LU Decomposition vs. Cholesky Decomposition

Big question with a lot of possible tangents one could go down. I've tried to provide a somewhat brief summary.

In both an $LU$ factorization and a Cholesky $LL^T$ factorization, a square nonsingular matrix $A$ is factored into a product of triangular matrices.${}^*$ In a Cholesky factorization, the lower and upper triangular factors are transposes of each other—that is, an $LU$ factorization is a Cholesky factorization if $L^T=U$.

An example $LU$ factorization:

$$ \begin{pmatrix} 2 & 3 \\ 2 & 7 \end{pmatrix} = \begin{pmatrix} 1 & 0 \\ 1 & 1\end{pmatrix}\begin{pmatrix} 2 & 3 \\ 0 & 4\end{pmatrix} $$

and a Cholesky factorization (which is also an $LU$ factorization)

$$ \begin{pmatrix} 1 & 1 \\ 1 & 2 \end{pmatrix} = \begin{pmatrix} 1 & 0 \\ 1 & 1\end{pmatrix}\begin{pmatrix} 1 & 0 \\ 1 & 1\end{pmatrix}^T. $$

A matrix has a Cholesky factorization if, and only if, it is symmetric positive definite (SPD). If you try and compute a Cholesky factorization for matrix which is not SPD, it will always fail. However, for an SPD matrix, the Cholesky factorization is convenient in that one only has to store one triangular matrix $L$ rather a pair $L$ and $U$.

Once a matrix $A$ is factored as either an $LU$ or Cholesky factorization, then the linear system of equations $Ax=b$ can be solved by first solving $Ly=b$ by forward substitution and then $Ux=y$ (or $L^Tx=y$ for Cholesky) by backwards substitution. (The wikipedia page describes these quite nicely.) In either forward or backward substitution, the key insight is that, if you write out the equations for the unknowns $x_1,\ldots,x_n$ in the right order (forward for $L$ and backwards for $U$), each equation only possesses one new unknown than the previous equation, which can easily be computed.
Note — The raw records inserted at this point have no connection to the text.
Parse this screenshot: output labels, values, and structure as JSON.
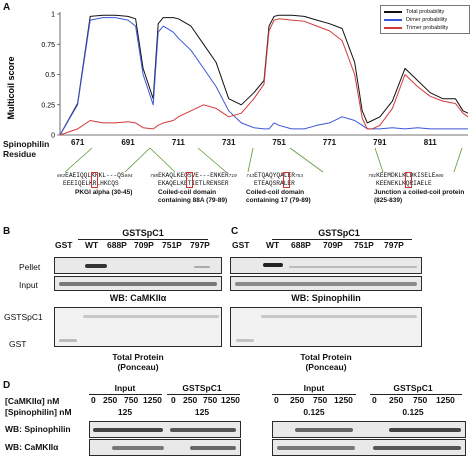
{
  "panel_a": {
    "letter": "A",
    "y_axis_label": "Multicoil score",
    "y_ticks": [
      "1",
      "0.75",
      "0.5",
      "0.25",
      "0"
    ],
    "x_row_label_line1": "Spinophilin",
    "x_row_label_line2": "Residue",
    "legend": [
      {
        "label": "Total probability",
        "color": "#111111"
      },
      {
        "label": "Dimer probability",
        "color": "#3b55d9"
      },
      {
        "label": "Trimer probability",
        "color": "#d33a3a"
      }
    ],
    "domains": [
      {
        "start": "682",
        "seq1": "EAEIQQLKRKL---QS",
        "end": "694",
        "seq2": "EEEIQELKRLHKCQS",
        "caption": "PKGI alpha (30-45)"
      },
      {
        "start": "705",
        "seq1": "EKAQLKEQSVE---ENKER",
        "end": "719",
        "seq2": "EKAQELKETIETLRENSER",
        "caption": "Coiled-coil domain containing 88A (79-89)"
      },
      {
        "start": "743",
        "seq1": "ETQAQYQALER",
        "end": "753",
        "seq2": "ETEAQSRALER",
        "caption": "Coiled-coil domain containing 17 (79-89)"
      },
      {
        "start": "791",
        "seq1": "KEEMDKLKLDKISELE",
        "end": "805",
        "seq2": "KEENEKLKQRIAELE",
        "caption": "Junction a coiled-coil protein (825-839)"
      }
    ]
  },
  "chart_data": {
    "type": "line",
    "title": "",
    "xlabel": "Spinophilin Residue",
    "ylabel": "Multicoil score",
    "x": [
      664,
      671,
      676,
      681,
      686,
      691,
      694,
      697,
      701,
      703,
      705,
      709,
      711,
      716,
      721,
      726,
      731,
      736,
      741,
      745,
      747,
      749,
      751,
      756,
      761,
      766,
      771,
      776,
      781,
      784,
      786,
      788,
      791,
      796,
      801,
      806,
      811,
      816,
      821,
      824,
      826
    ],
    "xticks": [
      671,
      691,
      711,
      731,
      751,
      771,
      791,
      811
    ],
    "xlim": [
      664,
      826
    ],
    "ylim": [
      0,
      1
    ],
    "series": [
      {
        "name": "Total probability",
        "color": "#111111",
        "values": [
          0.0,
          0.26,
          0.98,
          0.99,
          0.99,
          0.98,
          0.96,
          0.55,
          0.3,
          0.92,
          0.97,
          0.97,
          0.96,
          0.9,
          0.75,
          0.6,
          0.3,
          0.25,
          0.35,
          0.45,
          0.9,
          0.98,
          0.99,
          0.99,
          0.98,
          0.95,
          0.92,
          0.88,
          0.6,
          0.2,
          0.1,
          0.12,
          0.15,
          0.28,
          0.55,
          0.45,
          0.35,
          0.3,
          0.3,
          0.2,
          0.18
        ]
      },
      {
        "name": "Dimer probability",
        "color": "#3b55d9",
        "values": [
          0.0,
          0.25,
          0.95,
          0.97,
          0.97,
          0.95,
          0.9,
          0.5,
          0.25,
          0.85,
          0.9,
          0.85,
          0.8,
          0.7,
          0.55,
          0.4,
          0.2,
          0.1,
          0.06,
          0.05,
          0.05,
          0.1,
          0.08,
          0.05,
          0.05,
          0.08,
          0.1,
          0.15,
          0.12,
          0.08,
          0.05,
          0.05,
          0.05,
          0.06,
          0.05,
          0.06,
          0.05,
          0.05,
          0.05,
          0.05,
          0.05
        ]
      },
      {
        "name": "Trimer probability",
        "color": "#d33a3a",
        "values": [
          0.0,
          0.05,
          0.12,
          0.1,
          0.1,
          0.11,
          0.1,
          0.06,
          0.05,
          0.08,
          0.1,
          0.12,
          0.15,
          0.2,
          0.25,
          0.22,
          0.15,
          0.18,
          0.3,
          0.42,
          0.86,
          0.95,
          0.96,
          0.95,
          0.94,
          0.9,
          0.86,
          0.78,
          0.5,
          0.14,
          0.05,
          0.05,
          0.08,
          0.22,
          0.5,
          0.4,
          0.32,
          0.28,
          0.26,
          0.18,
          0.15
        ]
      }
    ]
  },
  "panel_b": {
    "letter": "B",
    "header": "GSTSpC1",
    "lanes": [
      "GST",
      "WT",
      "688P",
      "709P",
      "751P",
      "797P"
    ],
    "row_labels": [
      "Pellet",
      "Input"
    ],
    "wb_label": "WB: CaMKIIα",
    "gst_labels": [
      "GSTSpC1",
      "GST"
    ],
    "total_protein_line1": "Total Protein",
    "total_protein_line2": "(Ponceau)"
  },
  "panel_c": {
    "letter": "C",
    "header": "GSTSpC1",
    "lanes": [
      "GST",
      "WT",
      "688P",
      "709P",
      "751P",
      "797P"
    ],
    "wb_label": "WB: Spinophilin",
    "total_protein_line1": "Total Protein",
    "total_protein_line2": "(Ponceau)"
  },
  "panel_d": {
    "letter": "D",
    "row1_label": "[CaMKIIα] nM",
    "row2_label": "[Spinophilin] nM",
    "wb_row1": "WB: Spinophilin",
    "wb_row2": "WB: CaMKIIα",
    "left": {
      "group1": "Input",
      "group2": "GSTSpC1",
      "conc": [
        "0",
        "250",
        "750",
        "1250",
        "0",
        "250",
        "750",
        "1250"
      ],
      "fixed1": "125",
      "fixed2": "125"
    },
    "right": {
      "group1": "Input",
      "group2": "GSTSpC1",
      "conc": [
        "0",
        "250",
        "750",
        "1250",
        "0",
        "250",
        "750",
        "1250"
      ],
      "fixed1": "0.125",
      "fixed2": "0.125"
    }
  }
}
If you need to compute $A^{-1}$, you can compute it from an $LU$ decomposition by the formula $A^{-1} = U^{-1}L^{-1}$. There exist methods to invert triangular matrices. In practical applications, it is widely accepted general wisdom to not compute a matrix inverse unless you have to, and there are usually ways around actually computing the inverse. (This, unfortunately, does not applying to linear algebra exams in school.)

When computing an $LU$ factorization, one may possibily encounter a zero pivot, which necessitates permuting the rows of the matrix to obtain a nonzero pivot. When pivoting is used, one actually computes a decomposition of the form $PA = LU$, where $P$ is a permutation matrix. When performing an $LU$ factorization on a computer using inexact arithmetic (such as floating point arithmetic), it is also important to permute when a pivot entry is simply small, not necessarily exactly zero. In fact, it is common to permute the matrix such that we always pick the largest pivot in the column, in a strategy known as partial pivoting. When performing Cholesky factorization on an SPD matrix, one will never encounter a zero pivot and one does not need to pivot to ensure the accuracy of the computation. (One may want to use permutations for other reasons, such as to maintain sparsity.)


${}^*$ One can do $LU$ factorization in a variety of ways for rectangular or rank deficient matrices as well, but the square case is the most common.